Tobe Hooper’s Djinn has already had a long and troubled history, beginning with its original 2010 release, but that doesn’t seem to be keeping Hooper or Djinn down. Blastr reports that Hooper originally released Djinn in 2010 to a limited festival release, which was followed up by a 2011 London screen test. Unfortunately (or not), that is as far as Djinn got to being screened to the public, until now.
Djinn‘s failure to reach audiences was due more to its political connections than to the quality of the story, however. Hooper had arranged for financing from the United Arab Emirates, which means the U.A.E. paid close interest to how the country was depicted in the film, and, according to rumor, the royal family was not impressed.
Now, five years later, Screen Gems has picked up the film and will be distributing it on VOD September 29 and on DVD on November 17, reports Bloody Disgusting.
“Desperate to put the traumatic loss of their infant child behind them, an Emirati couple return home – but home doesn’t provide the comfort they seek. Soon they are tormented by unexplainable events and begin to question if their neighbors are human, or the sinister, shape-shifting demons – the Djinn.”
Meanwhile, it seems as though Tobe Hooper has earned more scorn than praise with Djinn, and, while there are admittedly few reviews to base a judgement upon, those handful of IMDb users seemed to have few kind things to say of Djinn.

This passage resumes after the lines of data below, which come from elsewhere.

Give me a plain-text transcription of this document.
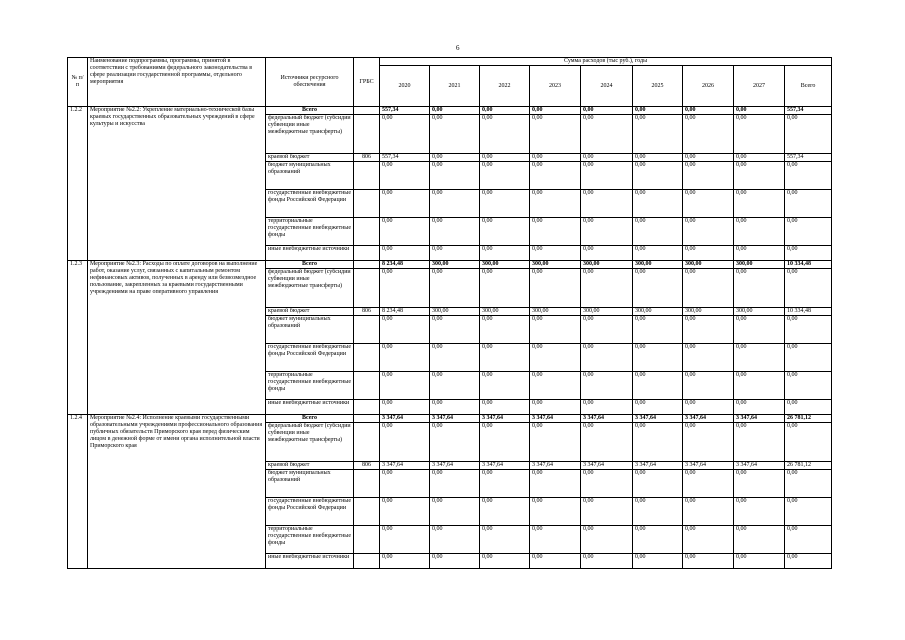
6
№ п/п	Наименование подпрограммы, программы, принятой в соответствии с требованиями федерального законодательства в сфере реализации государственной программы, отдельного мероприятия	Источники ресурсного обеспечения	ГРБС	Сумма расходов (тыс руб.), годы								
				2020	2021	2022	2023	2024	2025	2026	2027	Всего
1.2.2	Мероприятие №2.2: Укрепление материально-технической базы краевых государственных образовательных учреждений в сфере культуры и искусства	Всего		557,34	0,00	0,00	0,00	0,00	0,00	0,00	0,00	557,34
		федеральный бюджет (субсидии субвенции иные межбюджетные трансферты)		0,00	0,00	0,00	0,00	0,00	0,00	0,00	0,00	0,00
		краевой бюджет	806	557,34	0,00	0,00	0,00	0,00	0,00	0,00	0,00	557,34
		бюджет муниципальных образований		0,00	0,00	0,00	0,00	0,00	0,00	0,00	0,00	0,00
		государственные внебюджетные фонды Российской Федерации		0,00	0,00	0,00	0,00	0,00	0,00	0,00	0,00	0,00
		территориальные государственные внебюджетные фонды		0,00	0,00	0,00	0,00	0,00	0,00	0,00	0,00	0,00
		иные внебюджетные источники		0,00	0,00	0,00	0,00	0,00	0,00	0,00	0,00	0,00
1.2.3	Мероприятие №2.3: Расходы по оплате договоров на выполнение работ, оказание услуг, связанных с капитальным ремонтом нефинансовых активов, полученных в аренду или безвозмездное пользование, закрепленных за краевыми государственными учреждениями на праве оперативного управления	Всего		8 234,48	300,00	300,00	300,00	300,00	300,00	300,00	300,00	10 334,48
		федеральный бюджет (субсидии субвенции иные межбюджетные трансферты)		0,00	0,00	0,00	0,00	0,00	0,00	0,00	0,00	0,00
		краевой бюджет	806	8 234,48	300,00	300,00	300,00	300,00	300,00	300,00	300,00	10 334,48
		бюджет муниципальных образований		0,00	0,00	0,00	0,00	0,00	0,00	0,00	0,00	0,00
		государственные внебюджетные фонды Российской Федерации		0,00	0,00	0,00	0,00	0,00	0,00	0,00	0,00	0,00
		территориальные государственные внебюджетные фонды		0,00	0,00	0,00	0,00	0,00	0,00	0,00	0,00	0,00
		иные внебюджетные источники		0,00	0,00	0,00	0,00	0,00	0,00	0,00	0,00	0,00
1.2.4	Мероприятие №2.4: Исполнение краевыми государственными образовательными учреждениями профессионального образования публичных обязательств Приморского края перед физическим лицом в денежной форме от имени органа исполнительной власти Приморского края	Всего		3 347,64	3 347,64	3 347,64	3 347,64	3 347,64	3 347,64	3 347,64	3 347,64	26 781,12
		федеральный бюджет (субсидии субвенции иные межбюджетные трансферты)		0,00	0,00	0,00	0,00	0,00	0,00	0,00	0,00	0,00
		краевой бюджет	806	3 347,64	3 347,64	3 347,64	3 347,64	3 347,64	3 347,64	3 347,64	3 347,64	26 781,12
		бюджет муниципальных образований		0,00	0,00	0,00	0,00	0,00	0,00	0,00	0,00	0,00
		государственные внебюджетные фонды Российской Федерации		0,00	0,00	0,00	0,00	0,00	0,00	0,00	0,00	0,00
		территориальные государственные внебюджетные фонды		0,00	0,00	0,00	0,00	0,00	0,00	0,00	0,00	0,00
		иные внебюджетные источники		0,00	0,00	0,00	0,00	0,00	0,00	0,00	0,00	0,00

“The movie has a nice folklore traditional Emirati story, and depends on some of the beliefs of Islam regarding the realm of Jin (There is no D in Jin). It is directed by Tobe Hooper which I believe is the only reason that you might consider watching this. The most horrible thing about this movie is the cast, some are horribly unwatchable and there is no chemistry whatsoever between them. The dialects and accents are just too silly to mix together in members of the same family. The transition from speaking Arabic to speaking English is just uneasy to hear. The movies starts okay then the plot just plateaus for a veryyyyy long time until you are hit with the stupid ending,” says user obaid gm
While one opinion may be overlooked, it’s often difficult to dismiss two reviews that echo such similar sentiments and it seems Djinn fails to impress in the same areas for both users.
“Beside the scenes of classic ‘jumpy’ feeling, the acting is very bad. Chemistry between the actors is practically inexistent, the story is revealed in the 1st scene. and there is no build up. I have to say that the Saudi Actress, Aiysha Hart who did a great job! Some effects are good, but borrowed from other movies, such as “scene of birds bumping into windows…or the crawling ‘Um Al dwais’ weak cinematography. Dubai has much better scenes than shown. We need to compare the movie to international standards, especially with the amount of money spent on it. and the full access to all needed materials and actors. and hence why the movie rating is 3, in my opinion,” commented user elieabumerhi
Of all of Djinn‘s reviews, Hooper’s film did receive one glowing review.
“First of all it’s scary as hell, I’m a big fan of horror movies I’ve seen everyone now but they weren’t scary, but Djinn scared me and got me SO excited puts you on the edge of your seats, people were screaming, but they were a couple of comedic scenes to give us a little bit of a rest and a laugh…nonetheless it’s a must watch movie I give 10/10, I would watch it a million times and I would never get bored, it’s pretty short, but worth the time and money,” wrote user fda-elemarat
It’s difficult to judge how American audiences will receive Tobe Hooper’s Djinn, but, if these reviews from the U.A.E. audiences are any indication, Hooper may have a flop with Djinn.